ESSAIE ENCOREDésobéir et être retoqué en justice, le coup de com' de l'extrême droite ?

Occitanie : Braver l’interdit et être retoqué par la justice, la nouvelle stratégie des élus d’extrême droite ?

ESSAIE ENCORECe lundi, la réouverture des musées à Perpignan a été suspendue par le tribunal administratif de Montpellier. Mais ce n'est pas la première fois qu'une décision d'un maire proche de l'extrême-droite est jugée illégale par la justice
Nicolas Bonzom

Nicolas Bonzom

L'essentiel

  • Avant la suspension de la réouverture des musées à Perpignan ce lundi, d’autres décisions de maires proches de l’extrême droite ont été retoquées par le tribunal administratif.
  • « C’est une façon de faire parler d’eux, confie le politologue Michel Crespy. Ils savent très bien qu’ils sont dans l’illégalité, ils savent très bien que cela va être interdit. »
  • Mais « si les maires RN étaient dociles, et qu’ils ne faisaient pas d’actions un peu en dehors des clous, finalement, les électeurs ne demanderaient pourquoi est-ce qu’ils sont là », explique Virginie Martin, docteure en sciences politiques.

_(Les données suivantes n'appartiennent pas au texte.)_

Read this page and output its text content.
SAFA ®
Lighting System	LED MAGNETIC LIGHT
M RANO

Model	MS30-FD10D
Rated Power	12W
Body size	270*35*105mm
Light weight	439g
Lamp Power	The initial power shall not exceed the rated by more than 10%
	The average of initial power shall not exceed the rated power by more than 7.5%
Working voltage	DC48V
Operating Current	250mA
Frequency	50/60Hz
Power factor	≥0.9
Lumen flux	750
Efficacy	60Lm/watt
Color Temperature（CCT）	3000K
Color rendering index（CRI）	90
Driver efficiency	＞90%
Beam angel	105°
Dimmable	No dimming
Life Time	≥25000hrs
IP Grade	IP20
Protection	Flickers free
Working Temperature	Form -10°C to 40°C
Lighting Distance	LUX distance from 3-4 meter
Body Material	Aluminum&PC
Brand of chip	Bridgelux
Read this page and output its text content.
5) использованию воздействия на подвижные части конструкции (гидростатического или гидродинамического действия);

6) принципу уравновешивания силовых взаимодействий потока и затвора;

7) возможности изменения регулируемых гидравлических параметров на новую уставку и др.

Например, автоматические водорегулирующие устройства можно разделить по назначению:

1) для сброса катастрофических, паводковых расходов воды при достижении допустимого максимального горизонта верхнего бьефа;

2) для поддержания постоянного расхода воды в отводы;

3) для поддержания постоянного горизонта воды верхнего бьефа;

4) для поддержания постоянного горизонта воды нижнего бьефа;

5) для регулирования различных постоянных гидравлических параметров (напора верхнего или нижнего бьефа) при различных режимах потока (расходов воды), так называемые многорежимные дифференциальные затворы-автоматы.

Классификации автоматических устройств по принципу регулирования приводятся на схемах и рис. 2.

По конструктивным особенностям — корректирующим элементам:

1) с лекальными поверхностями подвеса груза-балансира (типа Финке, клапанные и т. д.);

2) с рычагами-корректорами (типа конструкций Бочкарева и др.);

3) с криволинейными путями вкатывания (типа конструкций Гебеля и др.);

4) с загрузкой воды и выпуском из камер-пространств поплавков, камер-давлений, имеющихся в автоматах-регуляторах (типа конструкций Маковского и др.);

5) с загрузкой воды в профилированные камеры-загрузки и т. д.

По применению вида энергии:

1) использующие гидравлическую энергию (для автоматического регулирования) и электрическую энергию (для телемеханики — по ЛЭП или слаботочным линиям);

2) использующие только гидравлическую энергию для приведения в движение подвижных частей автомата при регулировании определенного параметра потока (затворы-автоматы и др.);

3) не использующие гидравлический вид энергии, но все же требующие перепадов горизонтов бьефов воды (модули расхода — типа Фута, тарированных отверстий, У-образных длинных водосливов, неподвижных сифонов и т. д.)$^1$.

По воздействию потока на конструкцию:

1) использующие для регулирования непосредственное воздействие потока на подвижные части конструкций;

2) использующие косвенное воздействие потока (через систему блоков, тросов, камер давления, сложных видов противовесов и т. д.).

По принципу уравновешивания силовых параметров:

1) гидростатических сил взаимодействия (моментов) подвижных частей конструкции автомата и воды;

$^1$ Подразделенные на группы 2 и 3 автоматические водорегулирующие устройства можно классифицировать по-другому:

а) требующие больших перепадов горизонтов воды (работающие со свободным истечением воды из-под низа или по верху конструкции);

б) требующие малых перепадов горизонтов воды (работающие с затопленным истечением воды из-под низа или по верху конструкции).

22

Sans surprise, l’ouverture de quatre musées à Perpignan (Pyrénées-Orientales), décidée par Louis Aliot (RN), en dépit des règles en vigueur pour lutter contre le Covid-19, a été retoquée ce lundi par le tribunal administratif de Montpellier (Hérault). En novembre, l’élu avait essuyé un revers de la même instance, alors qu’il avait autorisé les commerces à rouvrir. Un insuccès qu’il avait partagé avec Robert Ménard (divers), un habitué des bancs du tribunal administratif, qui avait bravé le même interdit à Béziers.

Défier la loi, puis être rappelé à l’ordre par la justice, est-ce une stratégie bien huilée pour les maires proches de l’extrême droite ? « C’est une façon de faire parler d’eux, analyse le politologue montpelliérain Michel Crespy. Ces élus savent évidemment très bien qu’ils sont dans l’illégalité, ils savent très bien que cela va être interdit par le tribunal administratif. Mais ils le font quand même. C’est un coup politique. »

« De très habiles provocations »

Cela leur assure « une présence médiatique », reprend Virginie Martin, docteure en sciences politiques et chercheuse à la Kedge Business School. « Vous vous rendez compte, ouvrir un musée alors que le Louvre est fermé ! Quoi qu’il en soit, aujourd’hui, en politique, comment faire parler de soi sans faire de coup de communication ? C’est un gros problème. Ils sont obligés de mettre les pieds dans le plat pour se faire entendre. »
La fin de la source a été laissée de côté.